By understanding the business and the operational environment, it is possible to develop a security model that is effective and sustainable. Generic security models have been developed over the years based on physical security controls to protect information and systems that are housed in a single or defined location as well as an electronic perimeter to protect systems that are complete in themselves; however, these models no longer apply. With the advent of virtual companies that exist predominantly on the Internet, with staff members working in a variety of locations, and with information on mobile devices and in the public cloud ,traditional models can protect only a fraction of the business information. Most of the security expenditure today is focused on some form of compliance and not on protecting the critical business information.
Technology needs to be architect-ed to reduce the propensity for attacks in cyberspace. This will require a fundamental rethink of the way services are provided to the network. There is no single solution or panacea to the issues of systems security, nor should there be. Each organization should assess what its needs are, how it intends to conduct its business activities and what the risks are to that process. There are plethora’s of highly capable solutions that can then be implemented and, more important, maintained.
Security technology continues to be complex and unwieldy, and not well aligned with consumer needs. Having to remember multiple IDs and complex passwords is a major inconvenience and a cause of many security issues. Posting personal information to public sites continues to be a contributing factor to identity theft. Firewalls protect what information is left behind inside the corporate electronic perimeter, but do little to protect the vast amount of business-sensitive information outside. Intrusion detection systems detect yesterday’s problems, but not tomorrow’s problems. Security models, architectures and technologies need to reflect these concerns.
Multiple activities within the business do not mean that there should be multiple security architectures to support them. Having a single, consistent and persistent approach that is proven and flexible is much easier to maintain. However, this does require a good understanding of the business objectives, the operational market and the risks the business faces. Hence, the security model must recognize that protection of services and information in itself is not enough; the company must be able to recover from failure and continue to operate at a level expected by its operating partners and customers. Moreover, it must be able to demonstrate that capability on a continuous basis.
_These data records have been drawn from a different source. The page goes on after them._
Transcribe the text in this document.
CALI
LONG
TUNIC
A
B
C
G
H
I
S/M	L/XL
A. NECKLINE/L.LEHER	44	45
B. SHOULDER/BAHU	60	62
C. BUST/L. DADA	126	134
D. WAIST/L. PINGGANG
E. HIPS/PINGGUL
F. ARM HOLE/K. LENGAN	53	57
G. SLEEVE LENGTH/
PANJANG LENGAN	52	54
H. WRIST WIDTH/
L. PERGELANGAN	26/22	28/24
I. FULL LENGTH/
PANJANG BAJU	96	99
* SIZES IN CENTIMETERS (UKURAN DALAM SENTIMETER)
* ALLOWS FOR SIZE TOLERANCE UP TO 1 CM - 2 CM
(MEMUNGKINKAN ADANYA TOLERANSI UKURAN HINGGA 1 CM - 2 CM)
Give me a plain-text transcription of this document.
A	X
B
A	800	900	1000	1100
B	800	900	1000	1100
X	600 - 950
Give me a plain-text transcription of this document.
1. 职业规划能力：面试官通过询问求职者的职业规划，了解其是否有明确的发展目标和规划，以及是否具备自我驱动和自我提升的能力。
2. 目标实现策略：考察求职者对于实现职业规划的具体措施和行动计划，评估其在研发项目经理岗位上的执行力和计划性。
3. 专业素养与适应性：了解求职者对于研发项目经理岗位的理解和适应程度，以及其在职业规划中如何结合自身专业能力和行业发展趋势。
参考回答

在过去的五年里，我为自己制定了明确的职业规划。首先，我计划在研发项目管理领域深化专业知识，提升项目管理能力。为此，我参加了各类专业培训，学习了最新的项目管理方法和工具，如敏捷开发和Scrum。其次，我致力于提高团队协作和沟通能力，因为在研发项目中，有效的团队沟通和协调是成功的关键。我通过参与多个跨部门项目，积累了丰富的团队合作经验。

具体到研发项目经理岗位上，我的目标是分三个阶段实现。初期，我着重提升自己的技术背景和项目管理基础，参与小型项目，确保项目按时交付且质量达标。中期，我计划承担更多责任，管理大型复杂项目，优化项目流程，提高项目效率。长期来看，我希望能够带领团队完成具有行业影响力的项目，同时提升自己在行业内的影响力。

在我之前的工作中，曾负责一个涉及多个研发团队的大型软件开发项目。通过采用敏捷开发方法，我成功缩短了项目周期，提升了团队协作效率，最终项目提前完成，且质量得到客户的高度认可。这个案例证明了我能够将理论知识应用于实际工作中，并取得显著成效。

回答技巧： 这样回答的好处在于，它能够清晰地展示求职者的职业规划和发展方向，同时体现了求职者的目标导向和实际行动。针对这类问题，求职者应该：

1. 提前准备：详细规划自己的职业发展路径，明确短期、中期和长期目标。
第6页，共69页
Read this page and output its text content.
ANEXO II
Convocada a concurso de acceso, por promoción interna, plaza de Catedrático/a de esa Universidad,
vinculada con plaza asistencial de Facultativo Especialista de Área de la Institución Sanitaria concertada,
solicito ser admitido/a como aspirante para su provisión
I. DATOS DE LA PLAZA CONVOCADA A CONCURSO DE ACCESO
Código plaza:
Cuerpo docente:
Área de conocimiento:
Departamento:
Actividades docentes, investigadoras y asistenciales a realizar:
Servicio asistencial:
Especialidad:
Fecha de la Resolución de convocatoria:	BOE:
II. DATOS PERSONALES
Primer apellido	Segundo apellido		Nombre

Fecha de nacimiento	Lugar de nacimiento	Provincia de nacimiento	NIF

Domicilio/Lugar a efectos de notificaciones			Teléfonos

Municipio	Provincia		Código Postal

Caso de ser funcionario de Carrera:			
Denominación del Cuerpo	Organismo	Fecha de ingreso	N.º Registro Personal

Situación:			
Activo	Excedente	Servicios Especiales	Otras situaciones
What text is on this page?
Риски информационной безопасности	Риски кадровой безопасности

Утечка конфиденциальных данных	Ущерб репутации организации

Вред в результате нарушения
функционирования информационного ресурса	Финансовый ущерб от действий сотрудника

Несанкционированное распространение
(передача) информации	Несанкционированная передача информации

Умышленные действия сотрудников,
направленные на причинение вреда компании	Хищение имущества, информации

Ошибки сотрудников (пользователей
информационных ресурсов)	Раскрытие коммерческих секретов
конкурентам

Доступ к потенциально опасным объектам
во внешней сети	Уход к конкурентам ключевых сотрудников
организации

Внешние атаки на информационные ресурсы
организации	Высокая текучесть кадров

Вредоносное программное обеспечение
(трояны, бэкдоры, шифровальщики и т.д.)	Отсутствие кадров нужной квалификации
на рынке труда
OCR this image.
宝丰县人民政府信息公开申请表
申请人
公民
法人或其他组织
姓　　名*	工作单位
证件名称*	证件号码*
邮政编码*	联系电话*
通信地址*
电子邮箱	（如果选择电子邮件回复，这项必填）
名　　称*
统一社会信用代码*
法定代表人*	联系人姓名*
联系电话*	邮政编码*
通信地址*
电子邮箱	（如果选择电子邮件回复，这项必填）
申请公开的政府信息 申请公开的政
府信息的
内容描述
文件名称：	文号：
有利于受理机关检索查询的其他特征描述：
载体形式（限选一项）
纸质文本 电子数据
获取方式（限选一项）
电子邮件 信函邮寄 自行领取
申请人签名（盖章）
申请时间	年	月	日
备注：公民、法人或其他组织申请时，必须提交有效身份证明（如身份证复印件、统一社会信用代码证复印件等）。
Lack of security measures and poorly skilled professionals are giving strength to attackers. Cyber security professionals have failed to show their potential skills to overcome this rising issue, either they are not well known about the defending strategies or their knowledge and skills are not enough to do so. According to research, the world is facing a shortage of skilled cyber security professionals, and the threat will increase further in coming years.
Organizations around the world are working on intend to stop such kind of attacks somehow. Nevertheless, hackers are one-step ahead because of their significantly growing and revolutionizing techniques. But, the future InfoSec professional will defend and help us to make a better cyber world.